The measure takes effect from income years commencing on, or after, 1 January 2016. It requires SGEs to supply the ATO with three statements which will provide a clear overview of its global and Australian operations. This information will be shared with tax authorities in the other jurisdictions in which the group operates. The measure also contains revised standards for transfer pricing documentation.
For more information, see Country-by-Country reporting.
International Dealings Schedule (IDS)
Entities subject to CbC reporting are generally required to lodge a local file with the tax office as a part of their obligations under the regime. An administrative arrangement is in place with respect to such entities: taxpayers may be exempt from completing labels 2 to 17 of the IDS if they lodge Part A of the local file at the same time as their income tax return.
For more information, see International Dealings Schedule 2018.

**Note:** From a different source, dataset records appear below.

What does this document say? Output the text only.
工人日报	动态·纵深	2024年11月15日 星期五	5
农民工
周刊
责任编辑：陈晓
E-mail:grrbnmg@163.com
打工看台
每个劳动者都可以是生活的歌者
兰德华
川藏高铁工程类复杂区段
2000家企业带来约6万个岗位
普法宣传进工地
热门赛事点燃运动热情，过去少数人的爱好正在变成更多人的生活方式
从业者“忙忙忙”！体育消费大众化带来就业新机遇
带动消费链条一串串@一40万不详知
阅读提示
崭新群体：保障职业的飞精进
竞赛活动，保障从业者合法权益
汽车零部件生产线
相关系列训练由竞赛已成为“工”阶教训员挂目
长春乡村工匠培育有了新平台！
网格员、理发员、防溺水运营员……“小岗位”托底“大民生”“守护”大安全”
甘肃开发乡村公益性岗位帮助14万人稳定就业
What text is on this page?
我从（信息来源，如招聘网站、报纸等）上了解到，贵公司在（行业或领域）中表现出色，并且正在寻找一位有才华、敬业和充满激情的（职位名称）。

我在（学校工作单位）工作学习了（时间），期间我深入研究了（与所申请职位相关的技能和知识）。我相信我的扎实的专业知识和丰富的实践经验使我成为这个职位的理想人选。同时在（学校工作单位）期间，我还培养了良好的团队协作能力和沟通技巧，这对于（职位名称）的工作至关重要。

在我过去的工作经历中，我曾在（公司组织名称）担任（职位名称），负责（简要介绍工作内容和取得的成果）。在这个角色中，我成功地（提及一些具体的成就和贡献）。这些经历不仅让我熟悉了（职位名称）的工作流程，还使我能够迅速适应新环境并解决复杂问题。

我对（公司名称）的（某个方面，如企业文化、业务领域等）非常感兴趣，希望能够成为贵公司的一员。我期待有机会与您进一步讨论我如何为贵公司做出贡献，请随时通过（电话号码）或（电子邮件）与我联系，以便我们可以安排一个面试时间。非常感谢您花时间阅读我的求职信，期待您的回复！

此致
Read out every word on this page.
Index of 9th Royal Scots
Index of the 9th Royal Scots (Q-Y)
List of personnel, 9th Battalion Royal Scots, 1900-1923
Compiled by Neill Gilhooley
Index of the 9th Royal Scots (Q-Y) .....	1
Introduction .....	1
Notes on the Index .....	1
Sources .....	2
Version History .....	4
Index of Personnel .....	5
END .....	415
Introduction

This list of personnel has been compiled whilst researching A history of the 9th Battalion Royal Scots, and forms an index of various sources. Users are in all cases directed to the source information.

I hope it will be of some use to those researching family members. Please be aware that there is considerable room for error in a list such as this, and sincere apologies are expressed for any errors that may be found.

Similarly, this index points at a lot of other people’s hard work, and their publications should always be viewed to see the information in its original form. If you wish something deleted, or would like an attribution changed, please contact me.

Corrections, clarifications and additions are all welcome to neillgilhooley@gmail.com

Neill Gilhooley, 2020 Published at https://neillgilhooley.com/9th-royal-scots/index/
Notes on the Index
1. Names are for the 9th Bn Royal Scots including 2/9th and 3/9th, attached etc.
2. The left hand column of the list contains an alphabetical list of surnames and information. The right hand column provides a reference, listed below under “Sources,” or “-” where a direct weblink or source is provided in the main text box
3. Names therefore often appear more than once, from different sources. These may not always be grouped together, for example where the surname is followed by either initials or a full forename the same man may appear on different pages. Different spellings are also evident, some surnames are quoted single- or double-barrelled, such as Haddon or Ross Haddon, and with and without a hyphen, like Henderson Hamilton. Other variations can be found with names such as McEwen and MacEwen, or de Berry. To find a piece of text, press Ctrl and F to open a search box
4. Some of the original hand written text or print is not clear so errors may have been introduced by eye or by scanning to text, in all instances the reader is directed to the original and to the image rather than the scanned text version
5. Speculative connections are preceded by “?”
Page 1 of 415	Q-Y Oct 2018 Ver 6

Increasing administrative penalties for SGEs
On 3 May 2016, the government announced the 'Tax integrity package – increasing administrative penalties for significant global entities' measure. This measure applies to conduct occurring from 1 July 2017.
Administrative penalties for statement will be doubled. This increases the penalties imposed on SGEs that do not take reasonable care, take a tax position that is not reasonably arguable, or fail to provide documents when required and the Commissioner determines the liability without the document.
Failure to lodge on time (FTL) penalties for SGEs will be increased. The base penalty amount will be multiplied by 500 if the entity concerned is an SGE.